Well, I suppose this is a point of genuine disagreement between us, but I don't think these are particularly uncommon views. In fact I think that the conservative outlook applied to the environment is pervasive in contemporary Western society, even if it is rarely recognized as such. NIMBYism is a good example *symptom* (not cause) of this thinking: lots of people just don't want their local environment to change, and I speculate that it comes from the same natural tendency we humans have to desire a world that remains similar to what we're used to. To be totally clear, the "going back to the 18th century" bit is a stylistic exaggeration that ended up being the title just because it's a good title, but more specifically I do think "keeping the climate exactly as it is right now" is an actual goal (or at least vague aspiration) that many people have.

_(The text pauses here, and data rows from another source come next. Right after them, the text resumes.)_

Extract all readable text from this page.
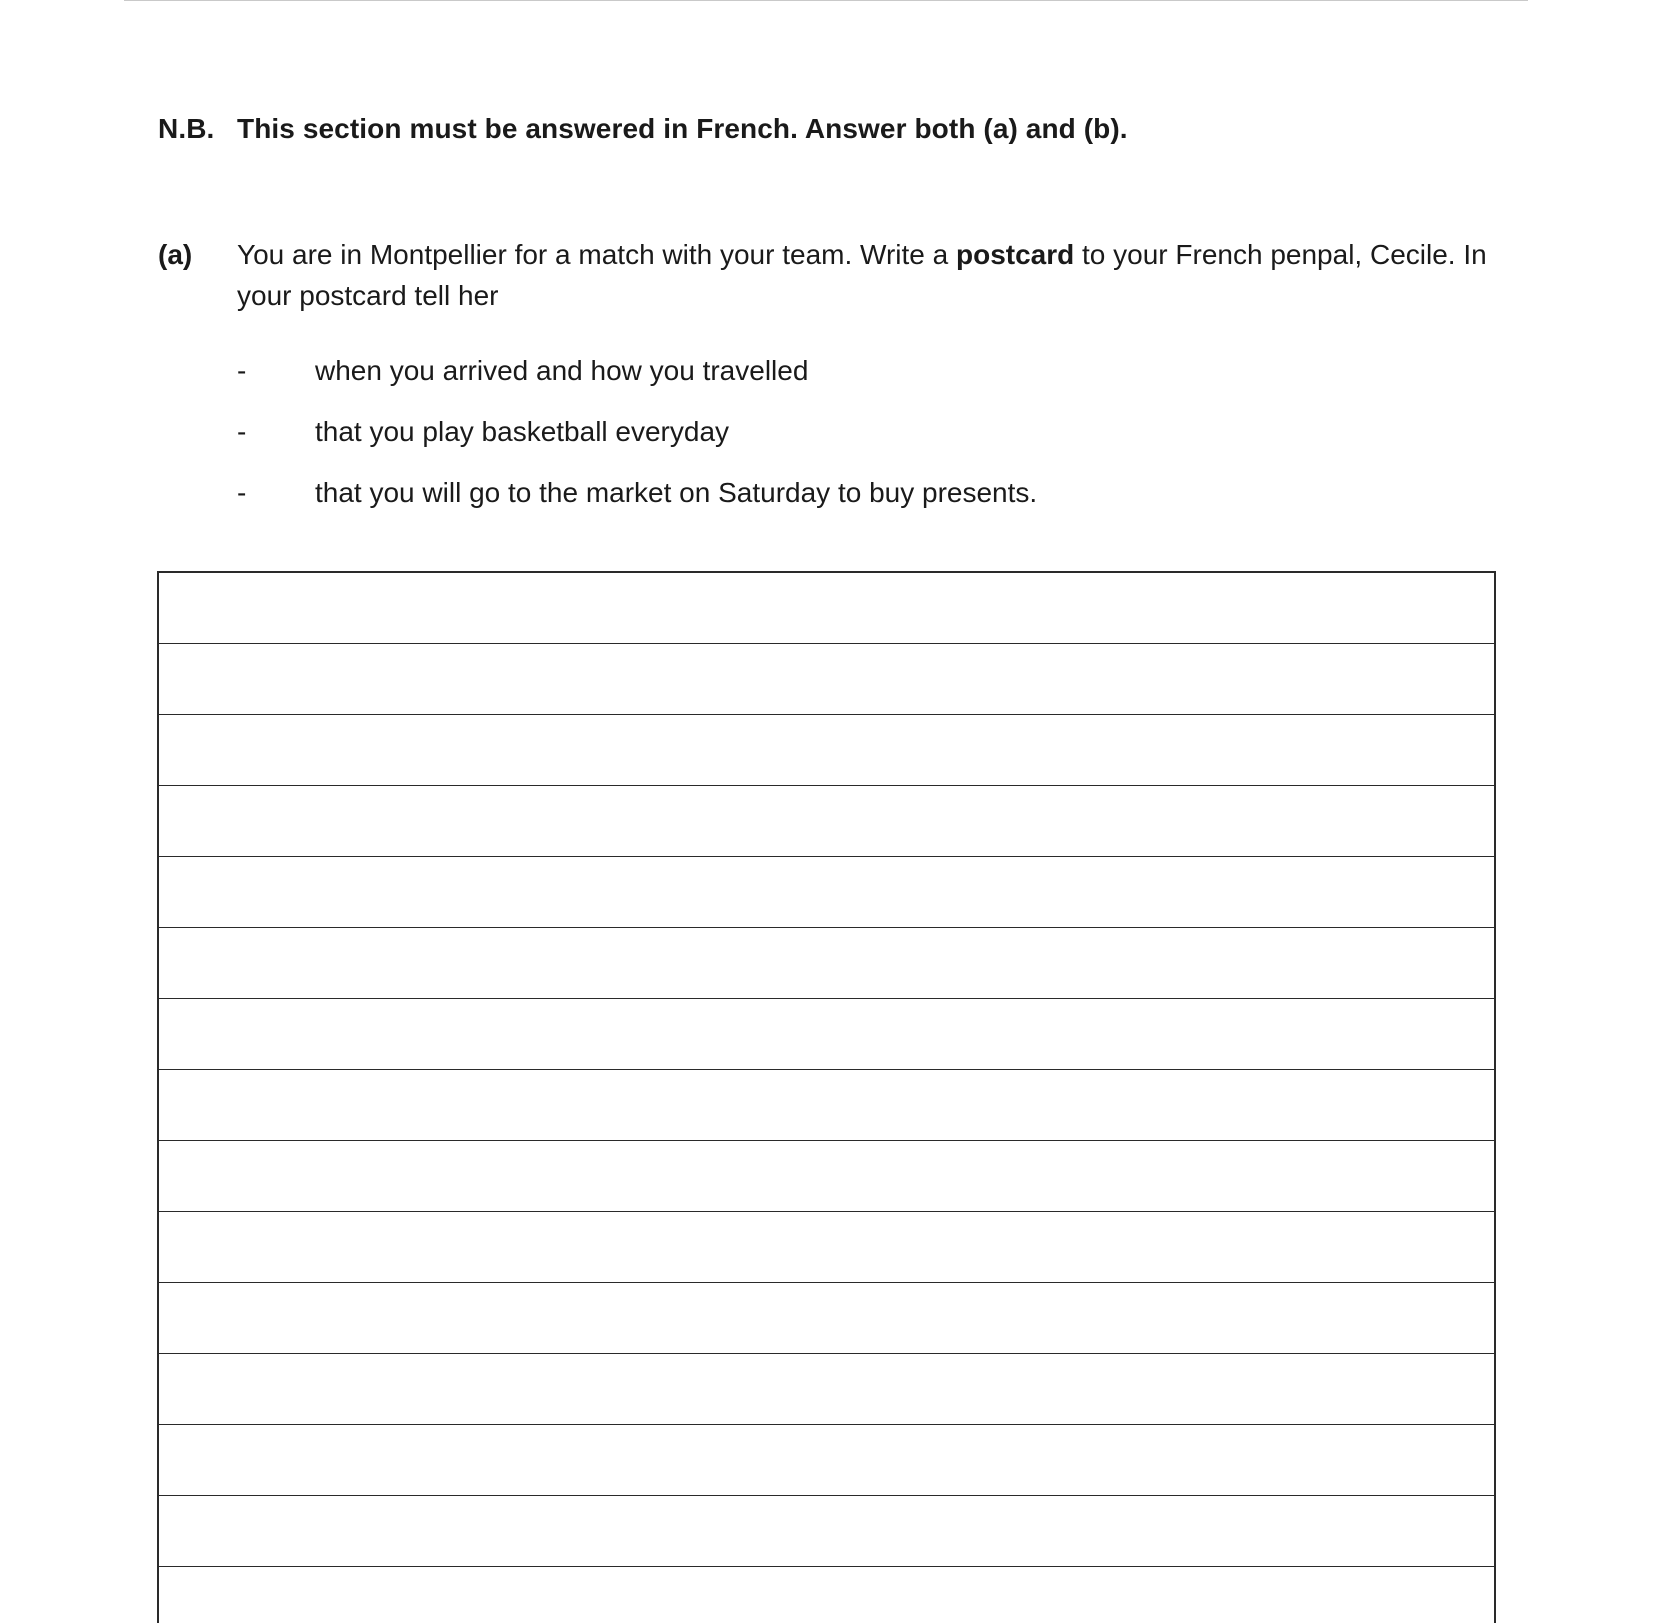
N.B. This section must be answered in French. Answer both (a) and (b).
(a) You are in Montpellier for a match with your team. Write a postcard to your French penpal, Cecile. In your postcard tell her
- when you arrived and how you travelled
- that you play basketball everyday
- that you will go to the market on Saturday to buy presents.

Of course, there are plenty of more sophisticated thinkers who understand and reject the conservative outlook, including perhaps yourself as well as the people you've met in the environmental movement. And yet even you say in the comment above that we should "stabilise" the climate. Why not say "control"? If we have control we can not only stabilize, but also improve. And it's not like stabilization without full control seems particularly easier to achieve, given our relative lack of success at reducing emissions; or morally good, given that many (not necessarily you) advocate for deprivations as the core method to achieve it. Control would be difficult to achieve, but plausibly not *more* difficult.
Also, I want to emphasize that we agree that the current uncontrolled climate change is bad. I do not aim to trivialize it or spin it positively. Our contention is simply about what the alternative should be: stabilization or improvement. I think our culture at large is incorrectly dismissing improvement, and changing that is the point of the article, even though that means defending a relatively unpopular view.
I'm loving this new essay series! Great ideas and innovative thinking all the way! This series should be read to pupils in schools everywhere to inspire the next generations of politicians, engineers and dreamers
Love that idea 🥰
The Elysian is always illuminating! Great article by Étienne Fortier-Dubois. Thanks for posing the "what if" questions.